Le Tribunal administratif de Pau a rejeté comme manifestement irrecevable la requête de M. A... contestant son affiliation d’office à la protection sociale complémentaire en santé par l’IGN. Le juge a estimé que le courrier du 23 décembre 2024, qui informait l’agent de cette affiliation en application de l’accord interministériel du 25 février 2022 et du décret n°2022-633 du 22 avril 2022, ne constituait pas une décision faisant grief. Le recours en excès de pouvoir a donc été rejeté sur le fondement de l’article R. 222-1 du code de justice administrative.
Texte intégral
Vu la procédure suivante :
Par une ordonnance du 25 février 2025, le président du tribunal administratif de Bordeaux a transmis au tribunal administratif de Pau la requête de M. B... A..., enregistrée au greffe du tribunal de Bordeaux le 22 février 2025, sous le n°2501229.
Par cette requête, enregistrée le 30 septembre 2025 au greffe du tribunal administratif de Pau, M. B... A... demande au tribunal d’annuler la décision de l’institut national de l’information géographique et forestière (IGN) du 23 décembre 2024 portant affiliation d’office à la protection sociale complémentaire en santé et d’enjoindre à l’IGN de procéder à la restitution des sommes prélevées au titre des cotisations depuis le 1er janvier 2025 ainsi qu’à la cessation de ces prélèvements sur les payes à venir.
Il se prévaut de la liberté contractuelle de l’article 1102 du code civil.

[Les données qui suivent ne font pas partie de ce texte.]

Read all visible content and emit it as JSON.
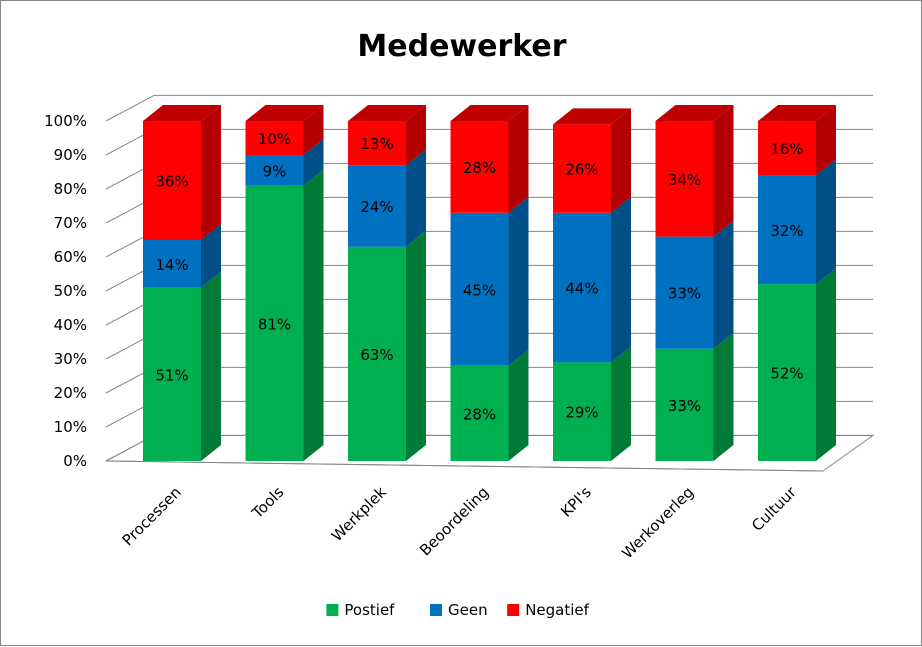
{
  "chart_data": {
    "type": "bar",
    "stacked": true,
    "style": "3d-stacked-percent",
    "title": "Medewerker",
    "categories": [
      "Processen",
      "Tools",
      "Werkplek",
      "Beoordeling",
      "KPI's",
      "Werkoverleg",
      "Cultuur"
    ],
    "series": [
      {
        "name": "Postief",
        "color": "#00B050",
        "side_color": "#007A37",
        "top_color": "#00A048",
        "values": [
          51,
          81,
          63,
          28,
          29,
          33,
          52
        ],
        "labels": [
          "51%",
          "81%",
          "63%",
          "28%",
          "29%",
          "33%",
          "52%"
        ]
      },
      {
        "name": "Geen",
        "color": "#0070C0",
        "side_color": "#004F87",
        "top_color": "#0060A8",
        "values": [
          14,
          9,
          24,
          45,
          44,
          33,
          32
        ],
        "labels": [
          "14%",
          "9%",
          "24%",
          "45%",
          "44%",
          "33%",
          "32%"
        ]
      },
      {
        "name": "Negatief",
        "color": "#FF0000",
        "side_color": "#B30000",
        "top_color": "#C00000",
        "values": [
          36,
          10,
          13,
          28,
          26,
          34,
          16
        ],
        "labels": [
          "36%",
          "10%",
          "13%",
          "28%",
          "26%",
          "34%",
          "16%"
        ]
      }
    ],
    "ylim": [
      0,
      100
    ],
    "yticks": [
      "0%",
      "10%",
      "20%",
      "30%",
      "40%",
      "50%",
      "60%",
      "70%",
      "80%",
      "90%",
      "100%"
    ],
    "xlabel": "",
    "ylabel": "",
    "grid": true,
    "legend_position": "bottom"
  }
}
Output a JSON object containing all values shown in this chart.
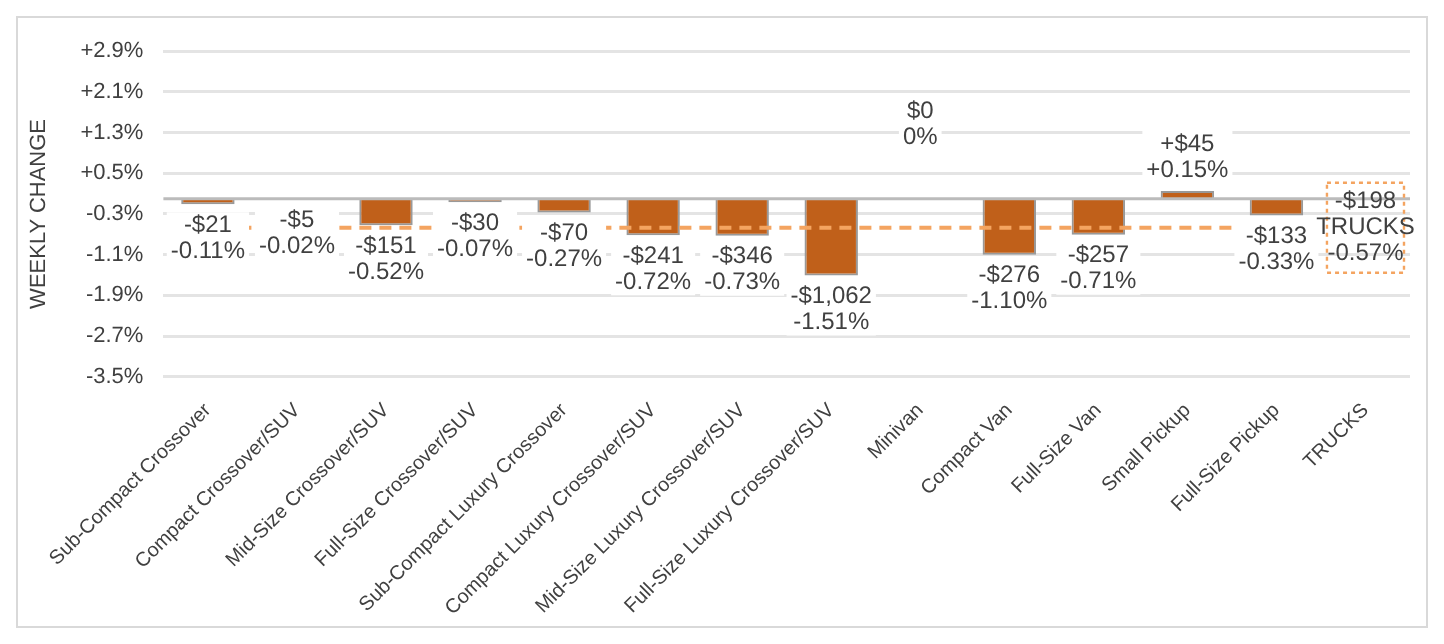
{
  "chart_data": {
    "type": "bar",
    "ylabel": "WEEKLY CHANGE",
    "categories": [
      "Sub-Compact Crossover",
      "Compact Crossover/SUV",
      "Mid-Size Crossover/SUV",
      "Full-Size Crossover/SUV",
      "Sub-Compact Luxury Crossover",
      "Compact Luxury Crossover/SUV",
      "Mid-Size Luxury Crossover/SUV",
      "Full-Size Luxury Crossover/SUV",
      "Minivan",
      "Compact Van",
      "Full-Size Van",
      "Small Pickup",
      "Full-Size Pickup",
      "TRUCKS"
    ],
    "values": [
      -0.11,
      -0.02,
      -0.52,
      -0.07,
      -0.27,
      -0.72,
      -0.73,
      -1.51,
      0,
      -1.1,
      -0.71,
      0.15,
      -0.33,
      null
    ],
    "value_labels": [
      "-$21\n-0.11%",
      "-$5\n-0.02%",
      "-$151\n-0.52%",
      "-$30\n-0.07%",
      "-$70\n-0.27%",
      "-$241\n-0.72%",
      "-$346\n-0.73%",
      "-$1,062\n-1.51%",
      "$0\n0%",
      "-$276\n-1.10%",
      "-$257\n-0.71%",
      "+$45\n+0.15%",
      "-$133\n-0.33%",
      null
    ],
    "color": "#c0601a",
    "ylim": [
      -3.5,
      2.9
    ],
    "yticks": [
      {
        "value": 2.9,
        "label": "+2.9%"
      },
      {
        "value": 2.1,
        "label": "+2.1%"
      },
      {
        "value": 1.3,
        "label": "+1.3%"
      },
      {
        "value": 0.5,
        "label": "+0.5%"
      },
      {
        "value": -0.3,
        "label": "-0.3%"
      },
      {
        "value": -1.1,
        "label": "-1.1%"
      },
      {
        "value": -1.9,
        "label": "-1.9%"
      },
      {
        "value": -2.7,
        "label": "-2.7%"
      },
      {
        "value": -3.5,
        "label": "-3.5%"
      }
    ],
    "ref_lines": [
      {
        "axis": "y",
        "value": -0.57,
        "label": "-$198\nTRUCKS\n-0.57%",
        "color": "#f4a460",
        "line_style": "dashed"
      }
    ],
    "grid": "y",
    "legend": false
  }
}
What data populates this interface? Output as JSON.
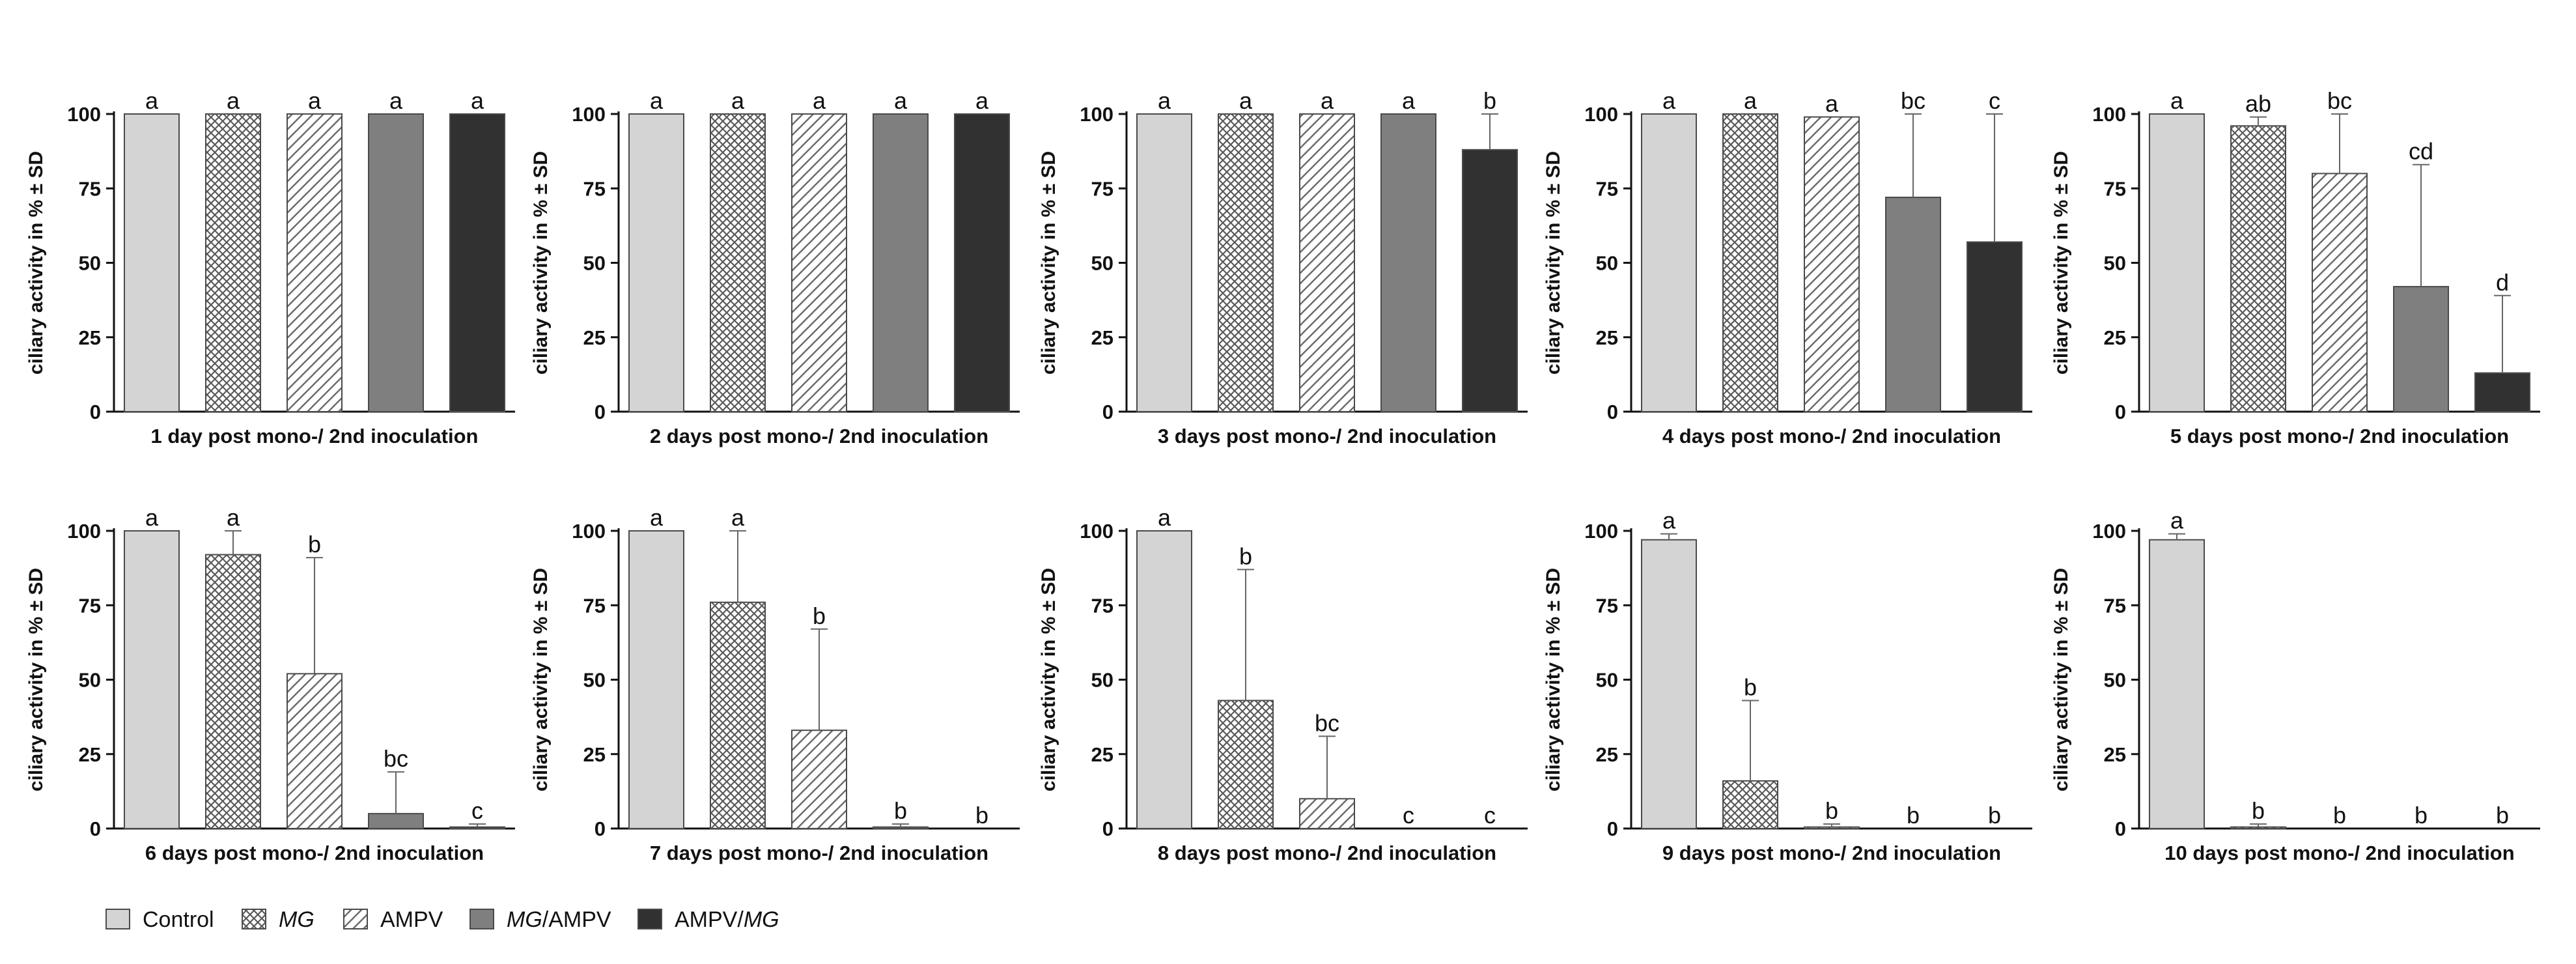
{
  "chart_data": {
    "type": "bar",
    "y_axis": {
      "label": "ciliary activity in % ± SD",
      "ylim": [
        0,
        100
      ],
      "ticks": [
        "0",
        "25",
        "50",
        "75",
        "100"
      ]
    },
    "groups": [
      {
        "name": "Control",
        "name_parts": [
          {
            "t": "Control",
            "i": false
          }
        ],
        "color": "#d4d4d4",
        "pattern": "solid"
      },
      {
        "name": "MG",
        "name_parts": [
          {
            "t": "MG",
            "i": true
          }
        ],
        "color": "#ffffff",
        "pattern": "checker"
      },
      {
        "name": "AMPV",
        "name_parts": [
          {
            "t": "AMPV",
            "i": false
          }
        ],
        "color": "#ffffff",
        "pattern": "hatch"
      },
      {
        "name": "MG/AMPV",
        "name_parts": [
          {
            "t": "MG",
            "i": true
          },
          {
            "t": "/AMPV",
            "i": false
          }
        ],
        "color": "#7f7f7f",
        "pattern": "solid"
      },
      {
        "name": "AMPV/MG",
        "name_parts": [
          {
            "t": "AMPV/",
            "i": false
          },
          {
            "t": "MG",
            "i": true
          }
        ],
        "color": "#313131",
        "pattern": "solid"
      }
    ],
    "panels": [
      {
        "xlabel": "1 day post mono-/ 2nd inoculation",
        "values": [
          100,
          100,
          100,
          100,
          100
        ],
        "sd": [
          0,
          0,
          0,
          0,
          0
        ],
        "letters": [
          "a",
          "a",
          "a",
          "a",
          "a"
        ]
      },
      {
        "xlabel": "2 days post mono-/ 2nd inoculation",
        "values": [
          100,
          100,
          100,
          100,
          100
        ],
        "sd": [
          0,
          0,
          0,
          0,
          0
        ],
        "letters": [
          "a",
          "a",
          "a",
          "a",
          "a"
        ]
      },
      {
        "xlabel": "3 days post mono-/ 2nd inoculation",
        "values": [
          100,
          100,
          100,
          100,
          88
        ],
        "sd": [
          0,
          0,
          0,
          0,
          12
        ],
        "letters": [
          "a",
          "a",
          "a",
          "a",
          "b"
        ]
      },
      {
        "xlabel": "4 days post mono-/ 2nd inoculation",
        "values": [
          100,
          100,
          99,
          72,
          57
        ],
        "sd": [
          0,
          0,
          0,
          28,
          43
        ],
        "letters": [
          "a",
          "a",
          "a",
          "bc",
          "c"
        ]
      },
      {
        "xlabel": "5 days post mono-/ 2nd inoculation",
        "values": [
          100,
          96,
          80,
          42,
          13
        ],
        "sd": [
          0,
          3,
          20,
          41,
          26
        ],
        "letters": [
          "a",
          "ab",
          "bc",
          "cd",
          "d"
        ]
      },
      {
        "xlabel": "6 days post mono-/ 2nd inoculation",
        "values": [
          100,
          92,
          52,
          5,
          0.5
        ],
        "sd": [
          0,
          8,
          39,
          14,
          1
        ],
        "letters": [
          "a",
          "a",
          "b",
          "bc",
          "c"
        ]
      },
      {
        "xlabel": "7 days post mono-/ 2nd inoculation",
        "values": [
          100,
          76,
          33,
          0.5,
          0
        ],
        "sd": [
          0,
          24,
          34,
          1,
          0
        ],
        "letters": [
          "a",
          "a",
          "b",
          "b",
          "b"
        ]
      },
      {
        "xlabel": "8 days post mono-/ 2nd inoculation",
        "values": [
          100,
          43,
          10,
          0,
          0
        ],
        "sd": [
          0,
          44,
          21,
          0,
          0
        ],
        "letters": [
          "a",
          "b",
          "bc",
          "c",
          "c"
        ]
      },
      {
        "xlabel": "9 days post mono-/ 2nd inoculation",
        "values": [
          97,
          16,
          0.5,
          0,
          0
        ],
        "sd": [
          2,
          27,
          1,
          0,
          0
        ],
        "letters": [
          "a",
          "b",
          "b",
          "b",
          "b"
        ]
      },
      {
        "xlabel": "10 days post mono-/ 2nd inoculation",
        "values": [
          97,
          0.5,
          0,
          0,
          0
        ],
        "sd": [
          2,
          1,
          0,
          0,
          0
        ],
        "letters": [
          "a",
          "b",
          "b",
          "b",
          "b"
        ]
      }
    ]
  }
}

Vu les autres pièces du dossier.
Vu :
- l’accord interministériel relatif à la protection sociale complémentaire en matière de couverture des frais occasionnés par une maternité ou un accident dans la fonction publique de l’Etat du 25 février 2022 ;
- le décret n°2022-633 du 22 avril 2022 relatif à la protection sociale complémentaire en matière de couverture des frais occasionnés par une maternité, une maladie ou un accident dans la fonction publique de l'Etat ;
- le code de justice administrative.
Considérant ce qui suit :
1. D’une part, aux termes de l’article R. 222-1 du code de justice administrative : « Les présidents de tribunal administratif (...) les présidents de formation de jugement des tribunaux (…) peuvent, par ordonnance : (…) 4° Rejeter les requêtes manifestement irrecevables, lorsque la juridiction n'est pas tenue d'inviter leur auteur à les régulariser ou qu'elles n'ont pas été régularisées à l'expiration du délai imparti par une demande en ce sens ; (…) ».
2. M. A... demande au tribunal d’annuler le courrier du 23 décembre 2024 par lequel son employeur, l’IGN, l’a informé qu’à défaut de réponse de sa part quant aux garanties souhaitées, il était affilié d’office à compter du 1er janvier 2025 au contrat minimal de la complémentaire en santé à laquelle a été attribué le contrat collectif couvrant l’ensemble des agents relevant, comme lui, du ministère de la transition écologique.
3. M. A... se prévaut de la liberté contractuelle pour contester cette affiliation obligatoire. Toutefois, le courrier litigieux ne modifie pas la situation juridique du requérant s’agissant de son affiliation d’office par application de l’accord interministériel et du décret n°2022-633 du 22 avril 2022 visés ci-dessus. Ce courrier d’information n’est, dès lors, pas susceptible de faire l’objet d’un recours contentieux sur ce point. Manifestement irrecevable, ce recours doit être rejeté par application des dispositions précitées du 4° de l’article R. 222- 1 du code de justice administrative.
O R D O N N E :
Article 1er : La requête de M. A... est rejetée.
Article 2 : La présente ordonnance sera notifiée à M. B... A....
Fait à Pau, le 19 janvier 2026.
La présidente de la 3ème chambre,
TRIOLET
La République mande et ordonne au ministre de la transition écologique, de la biodiversité et des négociations internationales sur le climat et la nature en ce qui la concerne ou à tous commissaires de justice à ce requis en ce qui concerne les voies de droit commun contre les parties privées, de pourvoir à l’exécution de la présente décision.